不知從哪裡來的勇氣,黝黑的伙伕從主人手裡掙脫開,取下遮掩自卑的面甲,露出堅定的眼,“是我,穆野。我要回戰場!”再次重複了一遍。
程嘯空沒有回答,只是默默注視著眼前的少年。漫天的昏黃中,只有那雙眼睛最為清晰,因為不甘而充滿渴望的眼睛,因為渴望而熾烈燃燒的眼睛。
落日漸沉,彷彿不甘心被地平線吞噬,陡然鋥亮了幾倍光芒,將大地也鍍上一片金色,將昏黃完全消融進去。
“穆野聽令,你與雷奇率三萬驍騎軍,西過元江,穿傷麟森林,至疾風部落扎前營。我與常笑過通天湖至盤絲嶺與李正會合。我們要進攻了!”
“我們要進攻了!!”壓抑已久的呼聲順著咆哮的元江水噴薄而下,響徹整個通天湖平原。
落日掙不脫軌跡,最後一抹光華消逝在地平線深處,而那讓萬獸誠惶誠恐的召喚聲也戛然而止。
第一百三十章 復甦
圓月如盤,清冷的輝攜著夜的露,播撒到蒼茫草原的每一寸土地。植被吸吮著甘飴瘋長著。入春已經遲了,但是成長要繼續。渺小的翠色也有變成蔥蘢的慾望。
在這樣一片生機盎然中,唯有一片谷地是沉寂的,透出死亡的氣息——布林罕山最深的谷底。
巨大的骨架匍匐著,鋪滿整個谷底,六隻爪子呈翼狀展開,鋒利的指骨已深深插入溼潤的泥土裡。挺起的頸骨和尾骨扭曲成一個圓滿的“圓”,變成詭異的祭臺供奉著人頭骨一般的顱骨,卻是何止大上百十倍。

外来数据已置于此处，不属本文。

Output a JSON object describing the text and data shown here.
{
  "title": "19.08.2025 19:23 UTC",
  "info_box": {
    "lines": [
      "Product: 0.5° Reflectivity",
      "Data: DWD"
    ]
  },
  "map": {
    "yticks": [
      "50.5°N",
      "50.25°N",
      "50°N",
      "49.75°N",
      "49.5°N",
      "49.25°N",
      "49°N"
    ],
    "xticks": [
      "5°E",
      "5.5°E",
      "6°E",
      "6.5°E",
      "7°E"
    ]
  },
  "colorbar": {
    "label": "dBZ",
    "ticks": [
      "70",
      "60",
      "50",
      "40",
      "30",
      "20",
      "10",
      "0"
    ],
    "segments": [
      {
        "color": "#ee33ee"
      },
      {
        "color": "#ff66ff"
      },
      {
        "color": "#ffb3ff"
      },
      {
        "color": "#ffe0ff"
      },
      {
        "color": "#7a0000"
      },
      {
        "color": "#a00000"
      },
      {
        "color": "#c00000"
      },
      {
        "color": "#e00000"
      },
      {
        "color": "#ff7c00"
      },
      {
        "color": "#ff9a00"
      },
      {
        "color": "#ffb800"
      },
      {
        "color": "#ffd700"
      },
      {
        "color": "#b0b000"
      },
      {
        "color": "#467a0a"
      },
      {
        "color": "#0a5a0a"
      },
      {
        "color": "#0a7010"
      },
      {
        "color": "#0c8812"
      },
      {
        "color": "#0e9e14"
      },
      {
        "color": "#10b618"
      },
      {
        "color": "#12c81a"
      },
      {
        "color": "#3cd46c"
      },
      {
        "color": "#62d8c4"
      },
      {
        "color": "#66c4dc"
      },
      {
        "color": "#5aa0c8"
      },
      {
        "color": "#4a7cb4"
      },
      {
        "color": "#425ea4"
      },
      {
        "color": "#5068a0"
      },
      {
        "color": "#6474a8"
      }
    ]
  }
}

如果骨架有血肉皮毛,這樣的姿勢看去,必是一隻虔誠祈月的上古神獸。可惜,被剝奪生的權力,只能用空茫的顱孔注視著曾經給過庇佑的月神,無能為力。風摩擦著骨節,帶出靈魂的哀號,月輝灑入顱孔,折射出逝者的怨毒。
這已是一具失了生命的祭器。
為什麼還是不行?
十方懊惱地甩開面上被風吹散的髮絲,臉色陰鷙得難看。
之前費了千辛萬苦殺了古長城上徘徊的九子鬼母,取得這副骸骨,又尋到片草不生,雲雨不落,只靠地下黃泉之水浸潤的死寂之地,擺出這個結陣。可除了初試片刻發出召喚之咒,之後再無半點動靜。
難道這結陣只能用一瞬?
可萬獸未聚完,又尚不能駕馭,之前的辛苦又有何用?
想到此,十方不覺急火攻心,生生咳出一口血來,黯紅的血中夾雜著內臟的碎片。
果然還是傷及肺腑了。渺渺肉軀終歸還是接不下上古神獸汲取天地怨怒的雷霆一擊。